The Outsyder's GM Merit Badges

It seems like posting your GM Merit Badges is catching on. I doubt it will make much difference for me, since I very rarely bring new people into my games... but I guess it's worth exploring and sharing, even if only for the mental exercise.

Combat is more fun when there is something more at stake than just winning or losing. Even if the story is just, "We're a group of traveling mercenaries and we want to make a fortune," that loose framework is what defines the game and makes the combat meaningful. That said, I have to admit that the story is usually secondary to the actual challenges of the game: exploration, combat, traps, etc. Improvisational theater has its place, but it is not in my game room. My GMing style is almost strictly 3rd person, so I rarely ever take on the voice of a character and I don't expect my players to either. "She threatens to burn down the whole village if you don't comply," is a lot more common at my game table than talking in funny voices. Also, see "Tactics."

Combat is fun, so I use a lot of it. We probably spend just as much (if not more) time in combat than in conversation/exploration. I prefer combat encounters to be balanced, but require thought on the part of the player to overcome with ease. I believe that overcoming a tough combat through solid tactics is one of the most rewarding experiences in the game.

I love it when my players make open speculations about what things really are or what they really mean. Sometimes I haven't even thought of a deeper meaning for something, and I just go with the players' assumptions. On the other hand, sometimes I drop more ambiguous clues that could lead them toward their assumption, but the truth is something completely different.

I usually roll dice openly. In my early days of GMing, I wanted everything to be behind the screen, and I fudged dice rolls to get the results I wanted (usually to save a PC from death, but occasionally to generate a critical hit in a fight that was getting stale). The more I play, the less I care about how much control I have over the game. In the end, the numbers will average out, and I'll feel like I have more integrity because I won't be deceiving my players.

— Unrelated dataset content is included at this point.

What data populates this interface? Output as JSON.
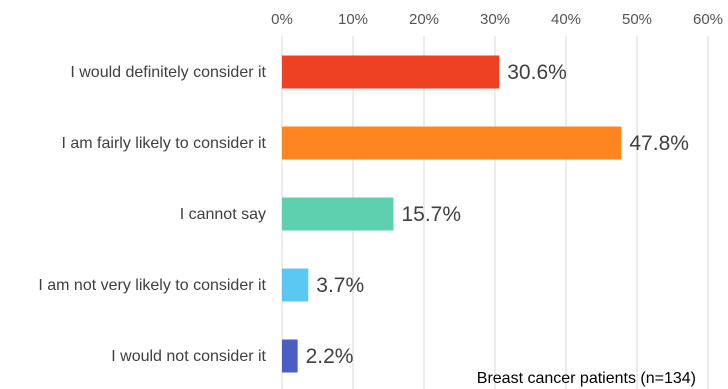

I don't make up a lot of house rules, and I rarely ban things for being overpowered. The only time I ever put restrictions on character creation is when I know I have a mixed group of experienced and inexperienced players... best example I can think of is when I told my Rifts players at one point not to pick a race that had natural MDC. If that's the way the rules work, that's the way the rules work. No set of rules is perfect, and I don't have the time, the energy, or the motivation to sit around trying to perfect them myself.

In my games, there are some things that you just can't beat (yet). Be prepared to run. I used to be against this concept as well, but things change. I think my players make more intelligent in-game decisions when they aren't sure that the challenge rating of the creature in front of them is close to their level.